An ordinary patient’s doctor has a duty to treat a patient in accord with the standards of the medical profession as practiced in the doctor’s geographic area.  Insurance company doctors do not treat the patient and so have no duty to him or her.

Owing no duty to the party being examined, the insurance doctor faces no malpractice threat if doctor’s report omits or misinterprets the patient’s condition.  What an incentive for insurers to hire and remunerate examining physicians who don’t mind playing fast and loose with the medical facts because doing so poses no danger to the doctor.

This major difference in the consequences of overlooking or misinterpreting the patient’s diagnosis or disability has led to insurers playing games with how they obtain medical information with which they contest ERISA claimant’s claims to being unable to perform the duties of their occupation. 

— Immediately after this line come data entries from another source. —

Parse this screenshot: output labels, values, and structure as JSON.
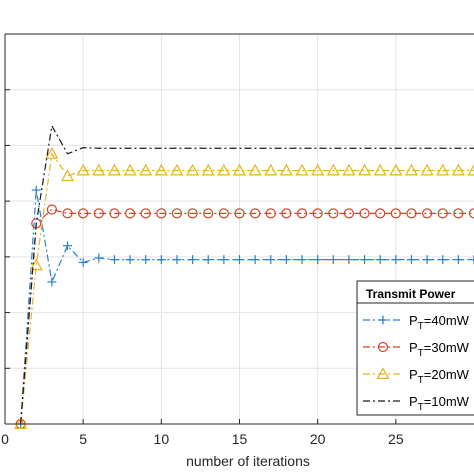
{
  "chart_data": {
    "type": "line",
    "title": "",
    "xlabel": "number of iterations",
    "ylabel": "",
    "xlim": [
      0,
      30
    ],
    "ylim": [
      0,
      7
    ],
    "x_ticks": [
      0,
      5,
      10,
      15,
      20,
      25
    ],
    "x_tick_labels": [
      "0",
      "5",
      "10",
      "15",
      "20",
      "25"
    ],
    "grid": true,
    "legend": {
      "title": "Transmit Power",
      "placement": "bottom-right"
    },
    "x": [
      1,
      2,
      3,
      4,
      5,
      6,
      7,
      8,
      9,
      10,
      11,
      12,
      13,
      14,
      15,
      16,
      17,
      18,
      19,
      20,
      21,
      22,
      23,
      24,
      25,
      26,
      27,
      28,
      29,
      30
    ],
    "series": [
      {
        "name": "P_T=40mW",
        "color": "#2a7fce",
        "line": "dashdot",
        "marker": "plus",
        "values": [
          0,
          4.2,
          2.55,
          3.2,
          2.9,
          2.98,
          2.95,
          2.95,
          2.95,
          2.95,
          2.95,
          2.95,
          2.95,
          2.95,
          2.95,
          2.95,
          2.95,
          2.95,
          2.95,
          2.95,
          2.95,
          2.95,
          2.95,
          2.95,
          2.95,
          2.95,
          2.95,
          2.95,
          2.95,
          2.95
        ]
      },
      {
        "name": "P_T=30mW",
        "color": "#d5432a",
        "line": "dashdot",
        "marker": "circle",
        "values": [
          0,
          3.6,
          3.85,
          3.78,
          3.78,
          3.78,
          3.78,
          3.78,
          3.78,
          3.78,
          3.78,
          3.78,
          3.78,
          3.78,
          3.78,
          3.78,
          3.78,
          3.78,
          3.78,
          3.78,
          3.78,
          3.78,
          3.78,
          3.78,
          3.78,
          3.78,
          3.78,
          3.78,
          3.78,
          3.78
        ]
      },
      {
        "name": "P_T=20mW",
        "color": "#e6b124",
        "line": "dashdot",
        "marker": "triangle",
        "values": [
          0,
          2.85,
          4.85,
          4.45,
          4.55,
          4.55,
          4.55,
          4.55,
          4.55,
          4.55,
          4.55,
          4.55,
          4.55,
          4.55,
          4.55,
          4.55,
          4.55,
          4.55,
          4.55,
          4.55,
          4.55,
          4.55,
          4.55,
          4.55,
          4.55,
          4.55,
          4.55,
          4.55,
          4.55,
          4.55
        ]
      },
      {
        "name": "P_T=10mW",
        "color": "#1a1a1a",
        "line": "dashdot",
        "marker": "none",
        "values": [
          0,
          3.6,
          5.35,
          4.85,
          4.96,
          4.95,
          4.95,
          4.95,
          4.95,
          4.95,
          4.95,
          4.95,
          4.95,
          4.95,
          4.95,
          4.95,
          4.95,
          4.95,
          4.95,
          4.95,
          4.95,
          4.95,
          4.95,
          4.95,
          4.95,
          4.95,
          4.95,
          4.95,
          4.95,
          4.95
        ]
      }
    ]
  }
}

ERISA gives all of the advantage to the employer who in most cases hires an insurer to operate its ERISA plan. Although the employer is a highly interested party, ERISA gives the employer the right to make the “yes or no” decision on a claim.  And once that decision is made it stands as the law in the matter until it is overturned.

Fortunately, courts have just begun to take closer look at the insurers’ system for providing medical evidence in ERISA cases.  Many insurance companies have tried to appear to obtain independent medical opinions by retaining so-called independent medical services to examine and render medical evidence in ERISA matters.

The problem with this system is that it turns out that these so-called “independents” make most if not all of their fees from the same insurers.  How can they be considered “independent”?

Putting a fake third party entity in the mix is just an attempt to obscure the fact that the examining physician is actually working for the insurer.

This system may be good for insurance companies and those doctors who want to make easy money in examining claimants.

But, it’s bad for fairness and truth.